Proveniência: Rua de S. Mamede, 19 
Dim.: 640X370X135 mm
Nº Inventário: MC.ARQ.PCR.?.EP.0001
Localização: Exposição permanente
Fragmento de monumento epigráfico romano encontrado na sequência do desmoronamento de um prédio que fazia esquina entre a Rua do Correio Velho e a Rua de S. Mamede. O estado muito incompleto que apresenta explica-se pelo facto de ter sido reutilizado como material de construção.

Apesar de muito cortado, o que resta, juntamente com o texto que tem gravado, levam a crer que se trata de parte de uma estela, cujo topo (em princípio redondo, como era moda em Felicitas Iulia Olisipo) e a parte inferior não foram conservados (originalmente a estela atingiria cerca de um metro de altura).

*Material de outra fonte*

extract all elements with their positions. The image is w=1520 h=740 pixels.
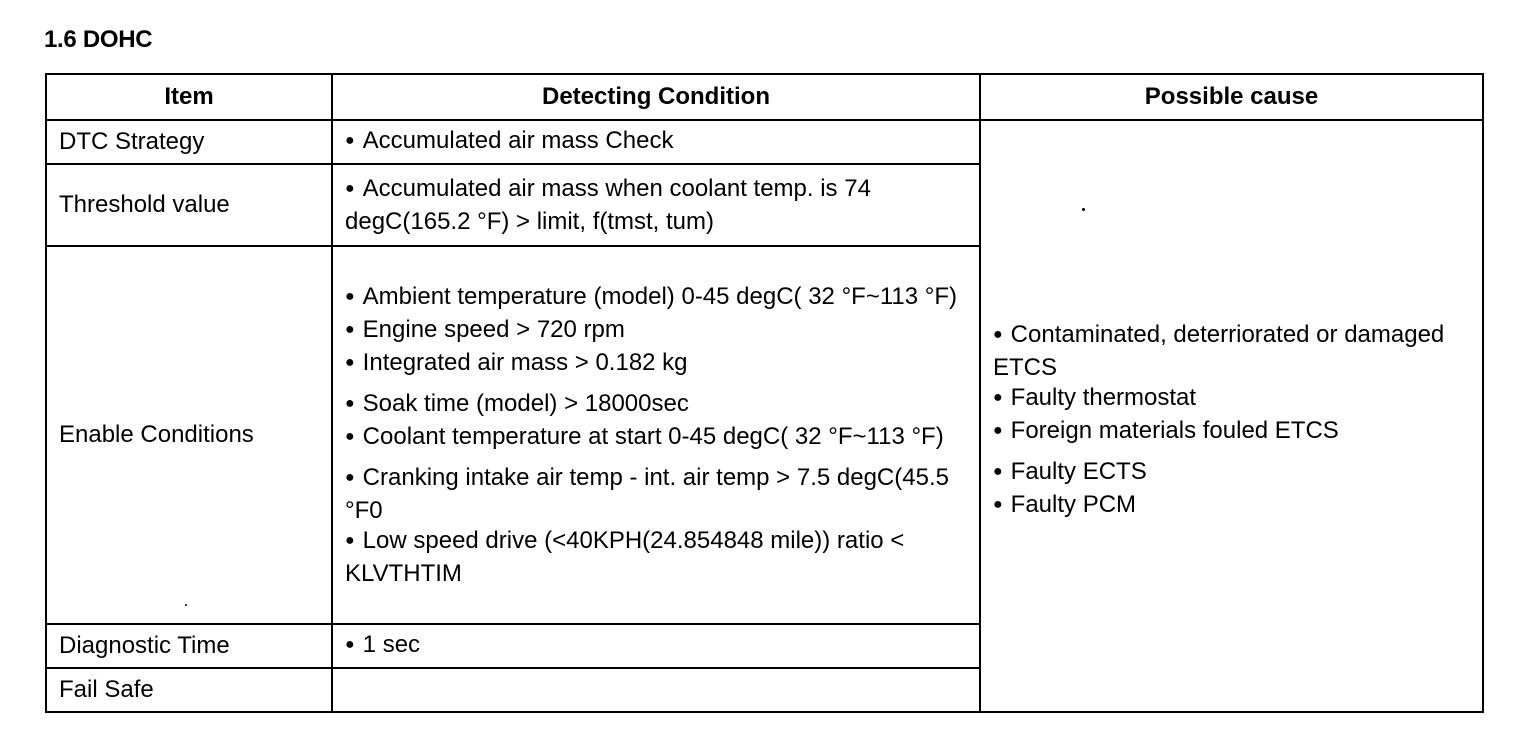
table-header-row <box>46 74 1483 120</box>
condition-text: ● Accumulated air mass Check <box>345 126 967 159</box>
condition-text: ● Soak time (model) > 18000sec <box>345 389 967 422</box>
row-item-label: Diagnostic Time <box>46 624 332 668</box>
cause-text: ● Faulty thermostat <box>993 383 1470 416</box>
condition-cell <box>332 624 980 668</box>
condition-cell-empty <box>332 668 980 712</box>
scan-speck <box>185 604 187 606</box>
possible-cause-cell <box>980 120 1483 712</box>
table-row <box>46 120 1483 164</box>
section-title: 1.6 DOHC <box>44 26 153 53</box>
condition-text: ● 1 sec <box>345 630 967 663</box>
condition-cell <box>332 164 980 246</box>
dtc-table <box>45 73 1484 713</box>
cause-text: ● Foreign materials fouled ETCS <box>993 416 1470 449</box>
condition-text: ● Integrated air mass > 0.182 kg <box>345 348 967 381</box>
condition-text: ● Ambient temperature (model) 0-45 degC( 32 °F~113 °F) <box>345 282 967 315</box>
condition-text: ● Accumulated air mass when coolant temp. is 74 degC(165.2 °F) > limit, f(tmst, tum) <box>345 174 967 237</box>
condition-cell <box>332 246 980 624</box>
condition-text: ● Cranking intake air temp - int. air temp > 7.5 degC(45.5 °F0 <box>345 463 967 526</box>
header-possible-cause: Possible cause <box>980 74 1483 120</box>
header-detecting-condition: Detecting Condition <box>332 74 980 120</box>
condition-cell <box>332 120 980 164</box>
scan-speck <box>1082 208 1085 211</box>
header-item: Item <box>46 74 332 120</box>
cause-text: ● Contaminated, deterriorated or damaged ETCS <box>993 320 1470 383</box>
row-item-label: Enable Conditions <box>46 246 332 624</box>
row-item-label: Fail Safe <box>46 668 332 712</box>
condition-text: ● Low speed drive (<40KPH(24.854848 mile)) ratio < KLVTHTIM <box>345 526 967 589</box>
cause-text: ● Faulty ECTS <box>993 457 1470 490</box>
row-item-label: DTC Strategy <box>46 120 332 164</box>
cause-text: ● Faulty PCM <box>993 490 1470 523</box>
condition-text: ● Coolant temperature at start 0-45 degC( 32 °F~113 °F) <box>345 422 967 455</box>
condition-text: ● Engine speed > 720 rpm <box>345 315 967 348</box>
row-item-label: Threshold value <box>46 164 332 246</box>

Lê-se no epitáfio: L(ucius) MESSIVS L(ucii) F(ilius)/ GAL(eria tribu) REBILVS/ H(ic) S(itus) E(st), ou seja, “Lúcio Méssio Rebilo, filho de Lúcio, inscrito na tribo Galéria, aqui jaz”.

Como a maioria dos textos epigráficos romanos, este é lacónico, mas em poucas palavras transmite informações importantes. Para além do nome do defunto, salienta a sua condição de cidadão romano. Só os cidadãos romanos estão inscritos numa das 35 tribos pelas quais se distribui o corpo cívico romano.

A epigrafia funerária do município de Felicitas Iulia Olisipo prova que os seus cidadãos eram todos inscritos na tribo Galéria. Esta preocupação em indicar a pertença a uma tribo corresponde a uma época em que a maioria da população do município não gozava do estatuto de cidadania romana. A referência à tribo acabará por deixar de se fazer a partir da década de 70 do século I d.C., quando o imperador Vespasiano e o seu filho Tito integram toda a população livre da Península Ibérica na comunidade cívica do Estado romano. A partir daí, estar inscrito numa tribo deixa de ser excepção e não merece destaque.

O texto curto e simples que se resume ao nome o defunto e à indicação da tribo a que pertence, sem sequer informar sobre a idade do falecido (ao contrário do que era mais comum), associadas à fórmula “aqui jaz” permite situar cronologicamente a vida de Lúcio Méssio Rebilo no século I d.C.